Несколько месяцев назад мы встретились в Москве. Но интервью не получилось - Рудольф Максимович улетал в Германию, где его ждала работа с одним из теннисных клубов. На вопрос «Когда вернетесь?» ответил: «Не знаю. Приеду - сообщу обязательно».
Позвонил неожиданно: «Я в Москве. Через три часа - поезд, хочу съездить в Санкт-Петербург, повидать близких. Но до этого готов заехать к вам, в редакцию».
- Рудольф Максимович, знаю, в вашем контракте было оговорено, что никаких контактов с журналистами у вас быть не должно. Сейчас запрет снят?
- Смотря что вас интересует.
- Ну, например, ваша работа с Борисом Беккером, Штеффи Граф. Поговаривают, что и с Моникой Селеш...
- Официальных контрактов у меня с ними не было. Был - с «Рохус-клубом» из Дюссельдорфа, за который выступают такие теннисисты, как Хорасио Де Ла Пэна, Эдуарде Бенкоэччеа. Что касается названных вами спортсменов, некоторых я консультировал накануне Уимблдонского турнира, но говорить об этом подробно считаю не совсем этичным без их на то разрешения. К тому же это нельзя назвать совместной работой. Просто были длительные беседы, особенно во время дождей, когда все участники турнира сутками находились в помещении под охраной полиции.
- А это зачем?
- Как вы думаете, если, к примеру, украдут Граф или Селеш, сколько за них можно потребовать выкупа?
- Думаю, много. Но вы вернулись из Германии досрочно. С чем это связано?
- Собираюсь открыть свою фирму. Необходимо уладить разного рода организационные вопросы, вот и решил расторгнуть контракт за месяц до его истечения. Учитывая политическую обстановку у нас в стране, руководство клуба пошло мне навстречу.
- Значит ли это, что вы порываете со спортом?
- Как вам сказать... Я все чаще прихожу к мнению, что профессии спортивного психолога как таковой не существует. Она искусственна. Я - практик, но чем больше знаю, тем более кощунственным мне кажется то, что написано в многочисленных учебниках.
- Выходит, то, чем вы занимались всю жизнь, никому не нужно?

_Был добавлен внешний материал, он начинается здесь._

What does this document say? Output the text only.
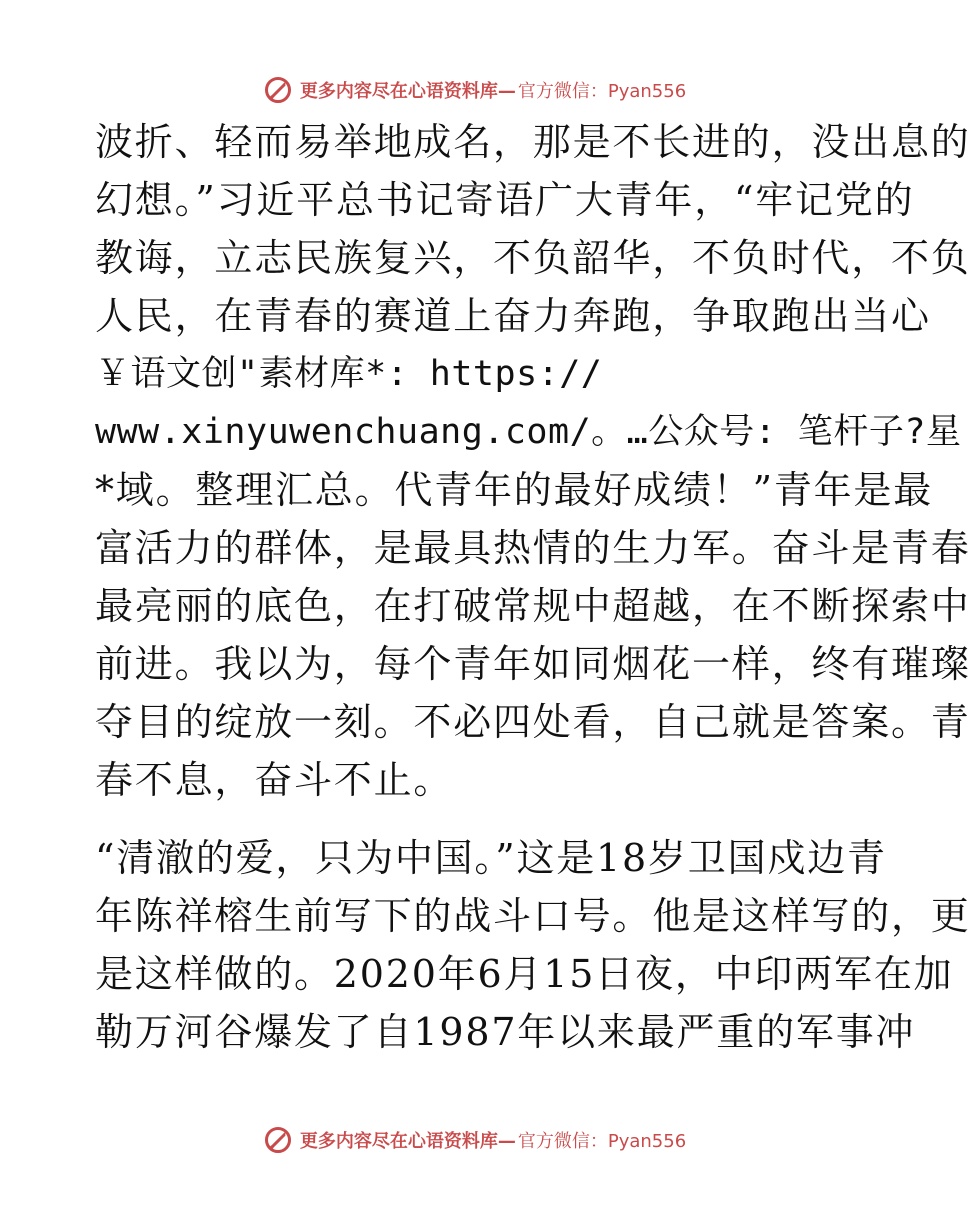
更多内容尽在心语资料库— 官方微信：Pyan556
波折、轻而易举地成名，那是不长进的，没出息的
幻想。”习近平总书记寄语广大青年，“牢记党的
教诲，立志民族复兴，不负韶华，不负时代，不负
人民，在青春的赛道上奋力奔跑，争取跑出当心
￥语文创"素材库*: https://
www.xinyuwenchuang.com/。…公众号: 笔杆子?星
*域。整理汇总。代青年的最好成绩！”青年是最
富活力的群体，是最具热情的生力军。奋斗是青春
最亮丽的底色，在打破常规中超越，在不断探索中
前进。我以为，每个青年如同烟花一样，终有璀璨
夺目的绽放一刻。不必四处看，自己就是答案。青
春不息，奋斗不止。
“清澈的爱，只为中国。”这是18岁卫国戍边青
年陈祥榕生前写下的战斗口号。他是这样写的，更
是这样做的。2020年6月15日夜，中印两军在加
勒万河谷爆发了自1987年以来最严重的军事冲
更多内容尽在心语资料库— 官方微信：Pyan556
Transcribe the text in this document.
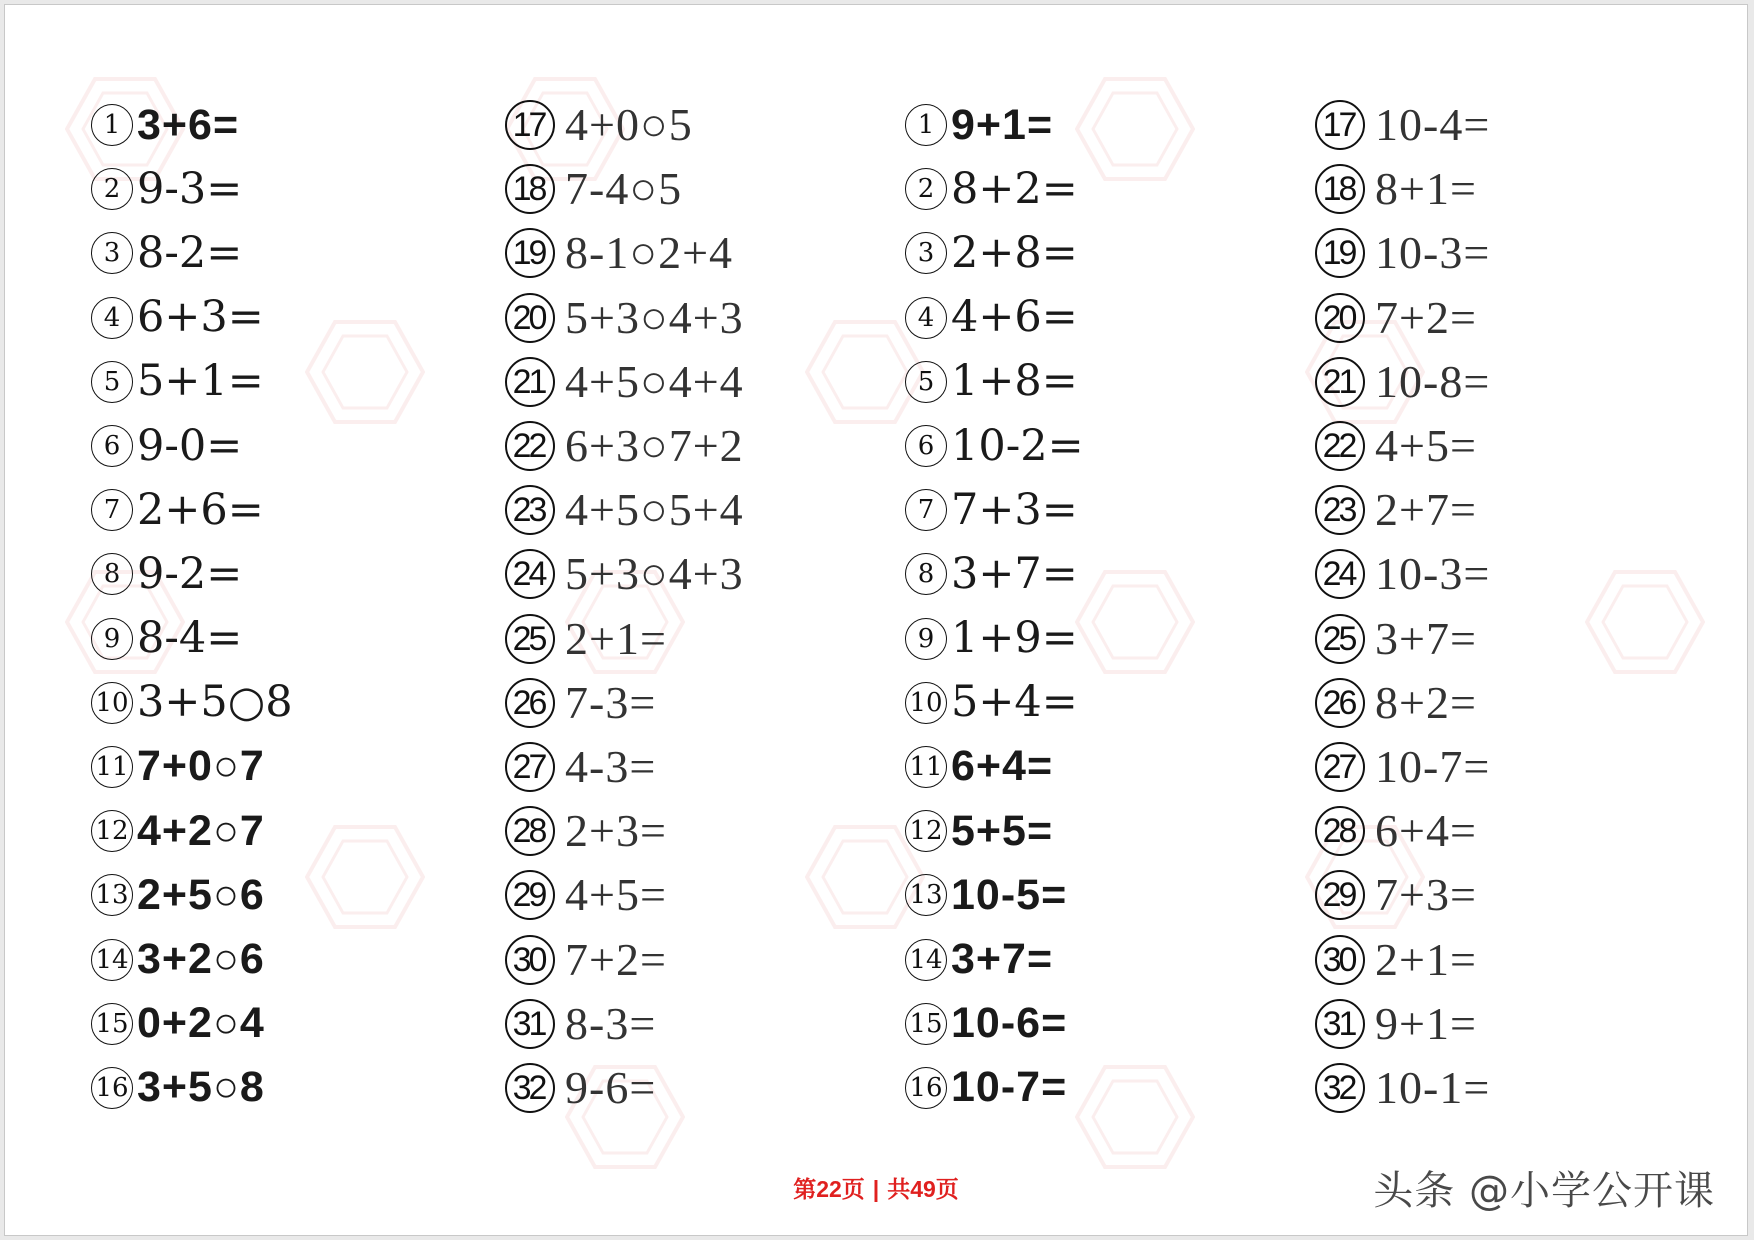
1 3+6=
2 9-3=
3 8-2=
4 6+3=
5 5+1=
6 9-0=
7 2+6=
8 9-2=
9 8-4=
10 3+5○8
11 7+0○7
12 4+2○7
13 2+5○6
14 3+2○6
15 0+2○4
16 3+5○8
17 4+0○5
18 7-4○5
19 8-1○2+4
20 5+3○4+3
21 4+5○4+4
22 6+3○7+2
23 4+5○5+4
24 5+3○4+3
25 2+1=
26 7-3=
27 4-3=
28 2+3=
29 4+5=
30 7+2=
31 8-3=
32 9-6=
1 9+1=
2 8+2=
3 2+8=
4 4+6=
5 1+8=
6 10-2=
7 7+3=
8 3+7=
9 1+9=
10 5+4=
11 6+4=
12 5+5=
13 10-5=
14 3+7=
15 10-6=
16 10-7=
17 10-4=
18 8+1=
19 10-3=
20 7+2=
21 10-8=
22 4+5=
23 2+7=
24 10-3=
25 3+7=
26 8+2=
27 10-7=
28 6+4=
29 7+3=
30 2+1=
31 9+1=
32 10-1=
第22页 | 共49页	头条 @小学公开课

- Дело не только в этом. Спасский когда-то сказал мне: «Вы должны постоянно быть душевной проституткой». Приходится признать, что он был прав. Ведь задача психолога - дополнять спортсмена, подстраиваться под него, часто жертвуя своим самолюбием и настроением. Психолог должен быть полезен в любой ситуации. А это, знаете ли, довольно непросто - сочетать в себе функции священника - уметь выслушать исповедь, жалобу, нытье - и в то же время звать к победе.
- Непременно к победе?
- А как же? Моим кредо всегда было считать поражение трагедией. Именно так воспринимали их Сергей Бубка, Нона Гаприндашвили, Нана Иоселиани, с которыми мне приходилось работать. Боязнь поражения сама по себе может быть сильнейшей мотивацией. Я не раз наблюдал, как жуткое глубинное страдание спортсмена после проигрыша буквально за ночь трансформируется в неодолимое желание идти к реваншу. Но спорт стал другим. Я все больше вижу в нем стремление заработать. Люди стали равнодушны к поражениям.
- Вы имеете в виду советских спортсменов?
- Это общее явление. Не так давно я консультировал одного из великих теннисистов современности - простите, не могу назвать вам имя - это оговорено в нашем с ним соглашении. Как я готовил его к матчу! Хотел, чтобы он победил, поверьте, больше него самого. Первый сет он вел в счете, а потом, вместо того чтобы сосредоточиться на игре, стал работать на публику - кричать, жестикулировать... Я увидел этот цирк и просто ушел с трибуны. Был раздавлен. А он даже не закончил игру - бросил ракетку. Потом подошел, извинился как ни в чем не бывало. Я почувствовал, что в этом мире свои идеалы, свои законы. Там относятся к спорту, как к аттракциону. При всей его популярности существует он на подачки спонсоров, которым абсолютно нет дела до того, что кто-то проигрывает, кто-то побеждает. Я живу в других измерениях. Для меня главное - победа, неважно, будет она оплачена или нет.
- Стоп, стоп! Простите, что я цепляюсь к словам, но знаю, что еще год назад вам предлагал работу в нашей волейбольной сборной Вячеслав Платонов. И вы отказались. А через некоторое время подписали контракт с одним из испанских шахматных клубов.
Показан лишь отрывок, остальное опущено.